Every square millimeter of a gecko’s footpad contains about 14,000 hair-like structures called setae. Each seta has a diameter of five micrometers and is in turn tipped with between 100 and 1,000 spatulae. These spatulae are only 0.2 micrometers long (or just below the wavelength of visible light) and interact with the molecules of the climbing surface with a molecular attraction called van der Waals force.
Because van der Waals force interactions involve no fluids the gecko is able to adhere to most surfaces without the use of liquids or surface tension. It also enables a gecko to hang and support its whole weight on one toe by placing it on the glass and then pulling it back. It only sticks you you pull in one direction – their toes are a kind of one-way adhesive, Cutkosky said.
"It's very different from Scotch tape or duct tape, where, if you press it on, you then have to peel it off. You can lightly brush a directional adhesive against the surface and then pull in a certain direction, and it sticks itself. But if you pull in a different direction, it comes right off without any effort," he said.
It is this property that makes a one-way adhesive so important for climbing because it requires little effort to attach and detach a robot’s foot.
"Other adhesives are sort of like walking around with chewing gum on your feet: You have to press it into the surface and then you have to work to pull it off. But with directional adhesion, it's almost like you can sort of hook and unhook yourself from the surface," Cutkosky said.

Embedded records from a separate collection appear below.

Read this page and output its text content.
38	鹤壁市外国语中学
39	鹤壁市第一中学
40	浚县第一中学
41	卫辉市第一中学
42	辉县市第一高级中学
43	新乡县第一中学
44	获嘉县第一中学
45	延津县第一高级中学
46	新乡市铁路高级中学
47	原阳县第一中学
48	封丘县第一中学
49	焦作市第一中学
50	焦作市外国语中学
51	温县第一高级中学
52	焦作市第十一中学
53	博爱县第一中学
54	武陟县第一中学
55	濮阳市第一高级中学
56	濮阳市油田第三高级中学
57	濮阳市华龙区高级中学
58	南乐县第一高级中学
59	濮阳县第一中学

Headed in the right direction
Once they realized that direction matters, Cutkosky and his team were able to come up with a rubber-like material with ting polymer hairs made from a micro-scale mold. They then attached a layer of the adhesive cut to the shape of Stickybot’s four feet, which are about the size of a child’s hand, enabling it to peel and stick its feet to the surface of a wall with ease.

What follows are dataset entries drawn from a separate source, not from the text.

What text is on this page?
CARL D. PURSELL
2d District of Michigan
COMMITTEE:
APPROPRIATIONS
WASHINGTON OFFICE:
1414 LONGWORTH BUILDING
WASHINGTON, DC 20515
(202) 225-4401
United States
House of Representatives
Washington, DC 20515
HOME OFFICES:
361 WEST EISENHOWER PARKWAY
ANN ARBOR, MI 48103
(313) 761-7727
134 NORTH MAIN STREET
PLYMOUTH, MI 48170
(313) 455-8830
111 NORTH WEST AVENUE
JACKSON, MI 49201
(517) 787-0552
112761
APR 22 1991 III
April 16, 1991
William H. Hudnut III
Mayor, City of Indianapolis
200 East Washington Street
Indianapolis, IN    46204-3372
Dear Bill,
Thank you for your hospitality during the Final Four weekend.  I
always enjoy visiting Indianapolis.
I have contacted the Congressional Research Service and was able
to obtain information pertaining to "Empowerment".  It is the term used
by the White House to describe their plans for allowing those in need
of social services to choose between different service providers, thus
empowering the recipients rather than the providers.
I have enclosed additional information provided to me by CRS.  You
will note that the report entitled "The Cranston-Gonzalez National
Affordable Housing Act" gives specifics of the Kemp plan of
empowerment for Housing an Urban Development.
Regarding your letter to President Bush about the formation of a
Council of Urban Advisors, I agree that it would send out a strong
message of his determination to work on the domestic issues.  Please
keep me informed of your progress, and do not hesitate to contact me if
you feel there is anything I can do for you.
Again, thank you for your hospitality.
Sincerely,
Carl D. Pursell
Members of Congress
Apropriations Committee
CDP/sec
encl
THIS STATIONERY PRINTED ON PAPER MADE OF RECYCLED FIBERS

The newest versions of the adhesive, developed in 2009, have a two-layer system that mimics the gecko’s flap like ridges, called lamellae, and setae. At about 20 micrometers wide, the “hairs” are even smaller than the ones on the first version and support higher loads, allowing Stickybot to climb surfaces such as wood paneling, painted metal and glass. The material is also strong and reusable and leaves behind no residue or damage.
As well as working on a Stickybot successor with rotating ankles that will allow it to turn in the middle of a climb – a task made difficult because the adhesive sticks in only one direction – the Stanford University team is currently working on scaling up the adhesive material for humans. A technology called Z-Man (Spiderman was already taken), which would allow humans to climb with gecko adhesive is in the works.